Ya'akov Peri (יעקב פרי; born 20 February 1944) is a former head of the Israeli security agency Shin Bet and formerly a member of the Knesset for Yesh Atid. He headed Shin Bet between 1988 and 1994. He was the first Shin Bet head born in Israel. After his service with Shin Bet he entered the business world. He became an MK in 2013 and was appointed Minister of Science, Technology and Space, a post he held until resigning on 2 December 2014. He resigned from the Knesset in February 2018.

==Biography==

Peri was born in Tel Aviv during the Mandate era, and grew up in Netanya. Before he changed his name, he was born as Yaakov Pirzoner. His parents were Yiddish speakers, originally from Poland. He was exempted from service in the Israel Defense Forces due to a systemic heart murmur. Peri attended the Hebrew University of Jerusalem and Tel Aviv University, gaining a BA. Peri started his career as an orchestral trumpeter before joining the Shin Bet.

In 1966 he joined Shin Bet, and initially trained to be a field officer working in the Arab sector. In 1972 he was appointed to a senior position in the Jerusalem, Judea and Samaria Command, and in 1975 became head of the Shin Bet's training division. In 1978 he became head of its Northern Command, before returning to the Jerusalem, Judah and Samaria Command to head it in 1981. In 1987 he became Deputy Director of the Shin Bet, before becoming Director the following year.

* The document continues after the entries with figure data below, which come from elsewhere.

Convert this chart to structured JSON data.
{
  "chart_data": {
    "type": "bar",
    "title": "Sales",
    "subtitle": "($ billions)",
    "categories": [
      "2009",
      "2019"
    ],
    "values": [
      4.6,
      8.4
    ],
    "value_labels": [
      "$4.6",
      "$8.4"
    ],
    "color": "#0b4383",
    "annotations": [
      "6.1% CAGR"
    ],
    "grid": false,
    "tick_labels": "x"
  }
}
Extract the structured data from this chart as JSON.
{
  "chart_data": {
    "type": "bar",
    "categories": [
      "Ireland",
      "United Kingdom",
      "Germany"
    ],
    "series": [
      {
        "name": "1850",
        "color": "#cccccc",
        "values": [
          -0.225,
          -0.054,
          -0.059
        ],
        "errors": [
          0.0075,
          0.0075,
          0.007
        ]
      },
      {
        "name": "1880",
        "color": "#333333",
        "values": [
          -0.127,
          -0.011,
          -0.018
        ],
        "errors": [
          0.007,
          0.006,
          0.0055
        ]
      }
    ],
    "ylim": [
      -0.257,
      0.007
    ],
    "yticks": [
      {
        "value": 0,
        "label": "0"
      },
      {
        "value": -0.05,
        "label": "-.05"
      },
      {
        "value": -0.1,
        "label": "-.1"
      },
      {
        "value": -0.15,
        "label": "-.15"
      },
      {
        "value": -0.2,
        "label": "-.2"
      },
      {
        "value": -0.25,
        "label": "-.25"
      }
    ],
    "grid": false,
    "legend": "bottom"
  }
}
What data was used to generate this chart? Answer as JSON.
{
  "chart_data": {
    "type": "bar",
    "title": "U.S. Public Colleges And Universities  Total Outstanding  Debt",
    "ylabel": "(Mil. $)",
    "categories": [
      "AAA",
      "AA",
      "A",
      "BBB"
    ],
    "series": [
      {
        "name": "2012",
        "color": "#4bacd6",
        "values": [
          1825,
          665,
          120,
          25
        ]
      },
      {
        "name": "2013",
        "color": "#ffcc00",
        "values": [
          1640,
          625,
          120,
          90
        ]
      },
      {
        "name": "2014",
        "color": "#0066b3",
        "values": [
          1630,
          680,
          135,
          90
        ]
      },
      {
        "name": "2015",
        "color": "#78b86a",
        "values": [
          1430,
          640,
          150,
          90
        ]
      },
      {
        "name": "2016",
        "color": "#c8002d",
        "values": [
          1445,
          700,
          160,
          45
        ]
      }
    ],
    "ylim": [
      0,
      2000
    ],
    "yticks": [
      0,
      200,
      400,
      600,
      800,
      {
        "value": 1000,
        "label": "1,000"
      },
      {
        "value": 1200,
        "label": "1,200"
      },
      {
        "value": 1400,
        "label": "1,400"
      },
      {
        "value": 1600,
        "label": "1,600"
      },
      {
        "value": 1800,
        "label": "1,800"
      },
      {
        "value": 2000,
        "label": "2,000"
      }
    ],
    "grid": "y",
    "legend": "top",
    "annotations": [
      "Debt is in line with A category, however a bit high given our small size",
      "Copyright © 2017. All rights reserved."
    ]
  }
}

During his period in charge, he introduced structural changes to address problems that arose during the First Intifada, and address with the new security situation in Israel in the wake of the Oslo Accords. In 1994 he took leave to study at Harvard University, where he finished a short business management course. The following year he retired from Shin Bet. He later went into business, and also taught at Harvard. He was CEO of Cellcom Israel from 1995 until 2003, and in 2012 he featured in a documentary film, The Gatekeepers and discussed the main events of his tenure in the Shin Bet.

He joined the new Yesh Atid party prior to the 2013 Knesset elections. He was elected to the Knesset, after which he was appointed Minister of Science, Technology and Space. He was placed fifth on the party's list for the 2015 elections, and was re-elected as the party won 11 seats.

In February 2018 Peri resigned from the Knesset, after two investigative reports on the Uvda television program by Omri Assenheim exposed the fact that he had never served in the IDF and alleged that he leaked information on a corruption investigation to Aryeh Deri when he was head of Shin Bet. Peri denied having leaked information to Deri, but after initially claiming that he had never hidden the fact he did not do military service, he admitted to lying for decades about having done military service, claiming that he had lied due to the social stigma of not serving at the time. He was replaced by Pnina Tamano-Shata.

After his resignation, Peri was appointed president of the Israeli security and investigation firm, CGI group.

In December 2019, CGI Group was hired to help find the 18th century jewels and diamonds stolen in a heist from the Dresden Green Vault museum in November 2019. The German media called the daring robbery, "the largest robbery of historic jewels in modern Germany".

In January 2020, the Israeli firm received several letters offering to sell them two of the stolen jewelry. The CGI Group says its investigators were offered the items via the dark web.

Peri is a fluent Arabic speaker, having learned it in school and during his Shin Bet service.